To its credit, the US was one of the few countries that did produce figures, promising climate financing to developing nations worth $5.7 billion a year by 2024. But this figure was still less than the $6 billion 40 members of Biden’s own party had demanded earlier. It also contained no mention of extra funding for the Green Climate Fund, a fund which directly helps developing nations with funding infrastructure projects, and of which the US has failed to inject funds into for the last four years.
In terms of ambition, Australia and Russia’s decision to bring nothing to the table was a disaster, while Canada – the world’s tenth largest emitter – and South Korea’s proposals also fell into the category of uninspiring. It was startling that Canadian Prime Minister Justin Trudeau was announcing targets to cut domestic fossil fuel consumption, just as his government were tweeting about growing domestic oil and gas production in the country.
The US’ target for cutting emissions, while double its previous target, was also well under the 60-to-70 percent below 2005 levels by 2030 cuts that environmental groups such as Friends of the Earth had called for, cuts they say that would have signaled real intent and responsibility for their historical contributions.
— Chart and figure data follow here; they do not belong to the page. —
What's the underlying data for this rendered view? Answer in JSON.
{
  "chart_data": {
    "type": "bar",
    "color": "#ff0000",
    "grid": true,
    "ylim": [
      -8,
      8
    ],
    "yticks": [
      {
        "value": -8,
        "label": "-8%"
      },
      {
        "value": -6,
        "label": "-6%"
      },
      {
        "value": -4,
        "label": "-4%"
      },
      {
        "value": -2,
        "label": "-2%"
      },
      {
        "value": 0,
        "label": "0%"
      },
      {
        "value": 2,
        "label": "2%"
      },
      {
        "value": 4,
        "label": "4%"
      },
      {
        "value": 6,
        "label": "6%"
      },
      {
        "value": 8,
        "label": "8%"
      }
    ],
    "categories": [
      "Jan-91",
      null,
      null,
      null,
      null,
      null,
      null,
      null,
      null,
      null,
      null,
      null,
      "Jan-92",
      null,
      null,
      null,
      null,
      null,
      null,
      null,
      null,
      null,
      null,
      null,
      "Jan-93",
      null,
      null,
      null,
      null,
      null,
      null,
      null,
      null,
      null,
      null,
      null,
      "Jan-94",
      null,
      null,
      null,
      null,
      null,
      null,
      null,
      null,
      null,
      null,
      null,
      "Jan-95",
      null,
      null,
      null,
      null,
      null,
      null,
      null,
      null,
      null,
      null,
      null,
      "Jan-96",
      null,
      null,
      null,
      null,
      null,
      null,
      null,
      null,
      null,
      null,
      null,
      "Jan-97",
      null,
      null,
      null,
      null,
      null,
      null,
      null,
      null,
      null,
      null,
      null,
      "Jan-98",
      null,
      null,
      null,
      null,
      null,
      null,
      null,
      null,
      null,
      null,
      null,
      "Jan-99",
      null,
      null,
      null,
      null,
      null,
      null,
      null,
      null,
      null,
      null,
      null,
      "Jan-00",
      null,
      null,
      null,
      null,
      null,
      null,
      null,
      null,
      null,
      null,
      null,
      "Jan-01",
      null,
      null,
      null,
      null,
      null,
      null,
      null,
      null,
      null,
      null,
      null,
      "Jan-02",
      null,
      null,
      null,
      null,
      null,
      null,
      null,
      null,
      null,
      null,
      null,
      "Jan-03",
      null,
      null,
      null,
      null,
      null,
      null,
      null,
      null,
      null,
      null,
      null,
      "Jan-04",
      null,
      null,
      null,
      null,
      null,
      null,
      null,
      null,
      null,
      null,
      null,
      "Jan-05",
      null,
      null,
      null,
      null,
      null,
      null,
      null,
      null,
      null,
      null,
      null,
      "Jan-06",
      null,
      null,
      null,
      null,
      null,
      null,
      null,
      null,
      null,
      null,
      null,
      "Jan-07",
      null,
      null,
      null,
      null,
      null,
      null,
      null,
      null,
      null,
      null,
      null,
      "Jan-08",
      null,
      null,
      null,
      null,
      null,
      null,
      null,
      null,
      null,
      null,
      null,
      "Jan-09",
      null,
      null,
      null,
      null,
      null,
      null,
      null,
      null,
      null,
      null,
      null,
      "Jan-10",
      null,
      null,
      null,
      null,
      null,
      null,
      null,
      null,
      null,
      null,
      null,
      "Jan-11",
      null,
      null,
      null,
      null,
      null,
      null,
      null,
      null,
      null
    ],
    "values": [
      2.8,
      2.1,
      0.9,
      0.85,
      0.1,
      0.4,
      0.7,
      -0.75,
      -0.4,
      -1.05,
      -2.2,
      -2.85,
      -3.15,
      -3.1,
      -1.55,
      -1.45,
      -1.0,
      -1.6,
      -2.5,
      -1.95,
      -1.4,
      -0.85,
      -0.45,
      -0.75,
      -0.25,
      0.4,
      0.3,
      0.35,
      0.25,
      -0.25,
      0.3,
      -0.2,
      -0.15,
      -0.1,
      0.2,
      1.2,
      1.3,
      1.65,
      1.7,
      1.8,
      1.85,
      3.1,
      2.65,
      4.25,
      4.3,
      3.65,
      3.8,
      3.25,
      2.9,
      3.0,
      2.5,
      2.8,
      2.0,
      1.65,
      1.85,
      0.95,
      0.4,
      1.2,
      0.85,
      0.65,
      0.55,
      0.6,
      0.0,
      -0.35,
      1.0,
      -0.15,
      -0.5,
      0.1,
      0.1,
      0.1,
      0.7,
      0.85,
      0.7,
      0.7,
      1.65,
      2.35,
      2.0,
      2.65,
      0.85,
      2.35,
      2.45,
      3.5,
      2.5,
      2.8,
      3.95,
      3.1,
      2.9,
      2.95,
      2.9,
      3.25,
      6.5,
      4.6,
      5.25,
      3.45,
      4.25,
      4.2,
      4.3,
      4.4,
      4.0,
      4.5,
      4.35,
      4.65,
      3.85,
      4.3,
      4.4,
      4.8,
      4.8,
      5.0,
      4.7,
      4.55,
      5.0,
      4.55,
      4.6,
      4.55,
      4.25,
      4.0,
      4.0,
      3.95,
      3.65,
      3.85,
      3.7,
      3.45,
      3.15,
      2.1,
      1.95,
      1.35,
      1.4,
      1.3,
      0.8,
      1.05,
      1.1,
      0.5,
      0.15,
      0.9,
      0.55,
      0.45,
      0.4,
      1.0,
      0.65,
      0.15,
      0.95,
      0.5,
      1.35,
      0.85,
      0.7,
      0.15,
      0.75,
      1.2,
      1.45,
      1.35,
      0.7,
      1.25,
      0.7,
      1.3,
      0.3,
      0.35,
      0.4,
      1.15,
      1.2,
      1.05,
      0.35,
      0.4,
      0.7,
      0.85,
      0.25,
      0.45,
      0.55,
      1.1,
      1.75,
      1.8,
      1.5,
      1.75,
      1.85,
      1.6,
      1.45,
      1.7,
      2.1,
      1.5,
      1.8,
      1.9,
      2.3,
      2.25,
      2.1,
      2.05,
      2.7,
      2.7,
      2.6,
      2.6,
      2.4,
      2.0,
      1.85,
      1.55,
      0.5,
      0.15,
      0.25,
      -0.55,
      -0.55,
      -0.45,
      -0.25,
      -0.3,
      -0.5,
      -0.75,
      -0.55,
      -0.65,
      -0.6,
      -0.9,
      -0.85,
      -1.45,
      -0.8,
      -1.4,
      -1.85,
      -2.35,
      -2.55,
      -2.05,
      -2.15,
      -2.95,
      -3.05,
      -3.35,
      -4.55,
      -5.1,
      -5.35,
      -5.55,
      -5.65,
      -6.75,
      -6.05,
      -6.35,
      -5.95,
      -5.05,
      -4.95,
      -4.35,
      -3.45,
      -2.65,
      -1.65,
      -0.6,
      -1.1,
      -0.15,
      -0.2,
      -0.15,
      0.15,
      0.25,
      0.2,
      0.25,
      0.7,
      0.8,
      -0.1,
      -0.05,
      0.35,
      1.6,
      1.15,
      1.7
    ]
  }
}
Instead, Biden will now oversee a target that effectively means US per capita emissions by 2030 will still be higher than that of EU today.
Where does this leave us?
With COP26 just over six-months away, time is running out for developed nations to harness their greater climate ambitions with even greater climate action.
Leaving developing nations to deal with this problem is not an option, and it is a damning inditement of Australia, South Korea and Russia’s environmental policies that their status at the summit was overshadowed by developing countries, such as China’s plans to bring its share of coal in total energy consumption to under 56 percent in 2021, and peak coal use by 2025.
Increased action will be made all the more difficult as their economies recover from COVID-19, with experts already forecasting carbon dioxide emissions to jump this year by the second biggest annual rise in history.
But given their current and historical carbon-footprint, and their unrivalled finances to deal with this problem, developed nations must “step-up” further to address the climate crisis, or risk the world drifting dangerously past the point of no return.